Bengkulu, eWarta.co -- Badan Penanggulangan Bencana Daerah (BPBD) Provinsi Bengkulu mencatat adanya 10 titik panas atau hotspot yang terpantau di sejumlah wilayah di Provinsi Bengkulu. Titik panas tersebut menjadi indikasi awal potensi terjadinya kebakaran hutan dan lahan (karhutla).
Pelaksana tugas (Plt) Kepala BPBD Provinsi Bengkulu, Khristian Hermansyah, mengatakan data tersebut diperoleh berdasarkan hasil pemantauan satelit yang dilakukan Badan Meteorologi, Klimatologi, dan Geofisika (BMKG).
Menurutnya, berdasarkan laporan dari Stasiun Meteorologi Fatmawati Soekarno Bengkulu, pemantauan melalui satelit Aqua, Terra, SNPP, dan NOAA20 menunjukkan adanya 10 titik panas pada periode 26 Maret 2026 pukul 07.00 WIB hingga 27 Maret 2026 pukul 06.00 WIB.
“Data tersebut berasal dari hasil pantauan beberapa satelit yang menunjukkan adanya 10 hotspot dalam rentang waktu tersebut,” ujar Khristian, Minggu (29/3/2026).
Ia menjelaskan, titik panas tersebut tersebar di enam kabupaten di Bengkulu, yakni Bengkulu Selatan, Bengkulu Utara, Kepahiang, Mukomuko, Rejang Lebong, dan Seluma.
Di Kabupaten Bengkulu Selatan tercatat tiga titik panas yang berada di Kecamatan Air Nipis, Kedurang, dan Ulu Manna. Sementara di Kabupaten Bengkulu Utara terdapat satu titik panas di wilayah Napal Putih.
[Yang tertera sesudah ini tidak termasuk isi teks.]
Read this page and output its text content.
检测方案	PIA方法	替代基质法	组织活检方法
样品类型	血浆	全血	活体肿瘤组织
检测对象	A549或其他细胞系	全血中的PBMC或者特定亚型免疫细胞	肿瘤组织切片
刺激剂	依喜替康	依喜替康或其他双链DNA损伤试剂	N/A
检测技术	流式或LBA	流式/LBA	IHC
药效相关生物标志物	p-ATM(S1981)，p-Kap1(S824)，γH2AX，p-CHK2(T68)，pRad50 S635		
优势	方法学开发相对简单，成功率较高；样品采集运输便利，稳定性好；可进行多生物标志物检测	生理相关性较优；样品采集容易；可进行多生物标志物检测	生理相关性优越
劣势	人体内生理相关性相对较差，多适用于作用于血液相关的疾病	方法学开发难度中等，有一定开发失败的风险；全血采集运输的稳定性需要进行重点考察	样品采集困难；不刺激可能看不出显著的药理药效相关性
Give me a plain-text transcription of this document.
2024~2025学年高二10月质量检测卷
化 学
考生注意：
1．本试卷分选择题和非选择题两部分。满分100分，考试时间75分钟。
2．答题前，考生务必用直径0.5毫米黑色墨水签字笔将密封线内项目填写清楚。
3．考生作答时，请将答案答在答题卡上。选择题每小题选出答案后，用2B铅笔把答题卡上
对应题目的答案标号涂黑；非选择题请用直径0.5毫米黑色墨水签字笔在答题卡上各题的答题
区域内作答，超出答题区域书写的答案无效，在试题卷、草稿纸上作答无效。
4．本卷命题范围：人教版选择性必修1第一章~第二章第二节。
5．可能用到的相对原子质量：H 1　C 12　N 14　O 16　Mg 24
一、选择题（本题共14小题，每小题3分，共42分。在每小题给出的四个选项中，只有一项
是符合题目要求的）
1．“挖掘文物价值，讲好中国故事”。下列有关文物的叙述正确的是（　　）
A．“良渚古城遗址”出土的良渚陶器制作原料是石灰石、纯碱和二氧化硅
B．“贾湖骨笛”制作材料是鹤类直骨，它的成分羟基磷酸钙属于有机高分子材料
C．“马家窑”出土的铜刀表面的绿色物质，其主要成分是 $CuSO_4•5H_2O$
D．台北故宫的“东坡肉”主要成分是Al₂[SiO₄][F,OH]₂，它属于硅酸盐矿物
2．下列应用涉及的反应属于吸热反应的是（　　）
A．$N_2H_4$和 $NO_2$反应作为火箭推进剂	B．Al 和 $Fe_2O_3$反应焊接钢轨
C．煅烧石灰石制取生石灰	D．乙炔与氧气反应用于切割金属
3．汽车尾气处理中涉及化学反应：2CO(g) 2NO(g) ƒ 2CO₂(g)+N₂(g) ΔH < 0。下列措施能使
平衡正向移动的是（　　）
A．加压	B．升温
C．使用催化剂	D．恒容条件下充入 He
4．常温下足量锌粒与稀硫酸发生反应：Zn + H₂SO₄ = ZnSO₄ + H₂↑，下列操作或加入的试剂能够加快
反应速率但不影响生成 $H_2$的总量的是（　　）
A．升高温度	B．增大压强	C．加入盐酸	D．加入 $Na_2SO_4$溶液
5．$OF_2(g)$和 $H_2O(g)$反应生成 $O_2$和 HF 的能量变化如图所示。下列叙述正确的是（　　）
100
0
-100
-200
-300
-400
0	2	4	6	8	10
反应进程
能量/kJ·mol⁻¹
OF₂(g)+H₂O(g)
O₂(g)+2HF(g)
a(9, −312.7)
Kemudian di Kabupaten Kepahiang terdeteksi satu titik panas di Kecamatan Muara Kemumu. Kabupaten Mukomuko tercatat dua titik panas yang berada di wilayah Teras Terunjam.
Selanjutnya di Kabupaten Rejang Lebong terdapat satu titik panas di Kecamatan Sindang Beliti Ilir, serta dua titik panas lainnya berada di Kabupaten Seluma, tepatnya di Kecamatan Semidang Alas dan Seluma Talo.
Khristian menegaskan, kemunculan hotspot ini perlu menjadi perhatian bersama karena berpotensi berkembang menjadi kebakaran hutan dan lahan apabila tidak segera diantisipasi.
Karena itu, BPBD mengingatkan masyarakat untuk tidak melakukan pembakaran hutan maupun lahan, termasuk membuka lahan baru dengan cara dibakar yang dapat memicu kebakaran meluas.
Selain itu, masyarakat juga diminta meningkatkan kewaspadaan terutama di kawasan yang memiliki banyak semak kering maupun lahan gambut yang mudah terbakar saat musim kemarau.
“Jika masyarakat melihat adanya titik api atau aktivitas pembakaran, segera laporkan kepada aparat TNI maupun kepolisian setempat agar dapat segera ditangani,” jelasnya.
BPBD juga mengingatkan warga agar tidak membuang puntung rokok sembarangan, terutama di area yang kering, karena dapat memicu kebakaran yang lebih besar. Partisipasi masyarakat dinilai sangat penting dalam upaya mencegah terjadinya karhutla di wilayah Bengkulu.